La cocinera se asoma al pasaplatos, contenta: ¿La Oropel la quieren con crema o sin? pregunta y da gracias al cielo por haberla salvado esta noche.

Ellas bajan del colectivo y se apuran a cruzar. Una busca los chicles en su cartera. Él ve los cuerpitos turgentes acercándose, repartirse las golosinas, llevárselas a la boca con apuro. Se le ha cruzado la imagen de su madre volviendo a la casa en la oscuridad. En los oídos del uniformado zumban las voces de inocentes. Algo que crece y se intensifica como el sonido de los grillos. Tiene las manos sudadas. Los pasos se acercan. Respira profundo. No hay nadie en el barrio de jardines. Sólo dos hermanas vestidas de oscuro que vienen hacia el Falcon. Vamos, vamos, dice con los dientes apretados. El chillido de una calandria cruza la noche y lo distrae.
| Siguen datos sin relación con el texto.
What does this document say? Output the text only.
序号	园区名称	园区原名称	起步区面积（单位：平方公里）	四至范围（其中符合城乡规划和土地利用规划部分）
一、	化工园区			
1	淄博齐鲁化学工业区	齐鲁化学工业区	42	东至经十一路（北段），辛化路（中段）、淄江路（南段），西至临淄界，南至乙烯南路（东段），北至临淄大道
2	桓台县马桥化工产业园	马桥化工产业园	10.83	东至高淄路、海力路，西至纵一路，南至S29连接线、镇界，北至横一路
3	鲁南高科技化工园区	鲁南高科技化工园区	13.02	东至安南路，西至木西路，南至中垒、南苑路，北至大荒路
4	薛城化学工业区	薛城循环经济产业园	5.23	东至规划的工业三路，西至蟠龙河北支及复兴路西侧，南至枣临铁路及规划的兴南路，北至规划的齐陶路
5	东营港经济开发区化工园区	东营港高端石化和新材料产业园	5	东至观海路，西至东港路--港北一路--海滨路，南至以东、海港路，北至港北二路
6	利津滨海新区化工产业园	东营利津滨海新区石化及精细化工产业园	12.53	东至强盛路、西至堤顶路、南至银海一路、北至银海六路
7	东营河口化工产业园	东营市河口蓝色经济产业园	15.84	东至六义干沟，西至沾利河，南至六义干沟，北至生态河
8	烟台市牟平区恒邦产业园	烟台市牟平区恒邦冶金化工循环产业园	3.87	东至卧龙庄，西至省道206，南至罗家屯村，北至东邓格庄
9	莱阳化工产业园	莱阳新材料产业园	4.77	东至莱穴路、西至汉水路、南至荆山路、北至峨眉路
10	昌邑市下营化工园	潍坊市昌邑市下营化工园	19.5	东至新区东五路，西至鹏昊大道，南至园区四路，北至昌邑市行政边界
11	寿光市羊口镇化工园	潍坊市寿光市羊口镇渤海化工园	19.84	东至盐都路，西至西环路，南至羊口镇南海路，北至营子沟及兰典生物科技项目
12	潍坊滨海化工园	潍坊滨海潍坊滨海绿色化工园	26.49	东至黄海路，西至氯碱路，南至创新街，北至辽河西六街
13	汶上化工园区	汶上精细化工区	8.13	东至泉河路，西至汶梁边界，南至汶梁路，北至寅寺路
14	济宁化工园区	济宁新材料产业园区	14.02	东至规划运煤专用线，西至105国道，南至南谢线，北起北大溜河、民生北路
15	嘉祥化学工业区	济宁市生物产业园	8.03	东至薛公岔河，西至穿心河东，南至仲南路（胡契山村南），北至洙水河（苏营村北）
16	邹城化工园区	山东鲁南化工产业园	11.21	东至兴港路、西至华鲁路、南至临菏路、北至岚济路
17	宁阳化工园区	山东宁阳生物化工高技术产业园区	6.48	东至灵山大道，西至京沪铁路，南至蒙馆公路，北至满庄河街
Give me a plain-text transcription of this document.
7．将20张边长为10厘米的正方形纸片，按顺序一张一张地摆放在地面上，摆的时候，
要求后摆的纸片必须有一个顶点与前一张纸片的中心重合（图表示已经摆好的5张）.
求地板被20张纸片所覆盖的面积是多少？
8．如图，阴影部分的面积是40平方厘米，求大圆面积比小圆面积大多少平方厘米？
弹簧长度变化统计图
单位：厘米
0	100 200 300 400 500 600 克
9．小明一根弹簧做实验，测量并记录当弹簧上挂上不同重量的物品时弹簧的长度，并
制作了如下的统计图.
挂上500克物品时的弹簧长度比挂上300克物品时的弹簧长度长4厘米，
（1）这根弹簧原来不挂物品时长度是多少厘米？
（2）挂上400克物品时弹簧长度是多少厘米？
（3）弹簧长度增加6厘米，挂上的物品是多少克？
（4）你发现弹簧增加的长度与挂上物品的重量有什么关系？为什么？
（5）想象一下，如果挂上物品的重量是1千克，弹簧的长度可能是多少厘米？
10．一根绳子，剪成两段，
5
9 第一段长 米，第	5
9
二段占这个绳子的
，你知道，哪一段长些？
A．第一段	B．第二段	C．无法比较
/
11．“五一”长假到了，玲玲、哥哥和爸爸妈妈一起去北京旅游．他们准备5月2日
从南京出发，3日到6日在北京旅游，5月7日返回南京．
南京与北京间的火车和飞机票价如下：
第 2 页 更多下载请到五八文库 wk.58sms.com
Se agacha para verla  pero sólo ve unas manos que sacan de su bolso de sirvienta el estuche de pastillas. Cierra los ojos. Puede sentir el gusto de la menta. Algo le arde en los ojos. No son las manos de su madre sino las de su hermana las que lo acarician. Comela despacio, le dice la voz. Y le canta: digamé señor cochero ¿es verdad que viene aquí?, hace tanto que lo espero…Lloran los hermanos bajo la colcha y llora él ahora, el cuerpo sacudido contra el volante. Un aroma a chicle se mezcla con el aire salado que viene del mar. Cuando abre los ojos él ve la calle desierta, las ventanas bajas, la luz de los televisores encendidos detrás de las persianas y escucha los grillos. El arma aún sobre la ingle. La aferra, mira el caño apuntando hacia sus ojos. Piensa que algún día quizá va a terminar apoyándola en su frente como hace casi todas las noches con los detenidos. Pero no hoy, no todavía. Cinco pares de ojos lo esperan en el servicio. Guarda el arma y ajusta el cinto. Ellas oyen el escape de un auto perdiéndose en la noche y cierran con llave el portón, haciendo temblar a los jazmines.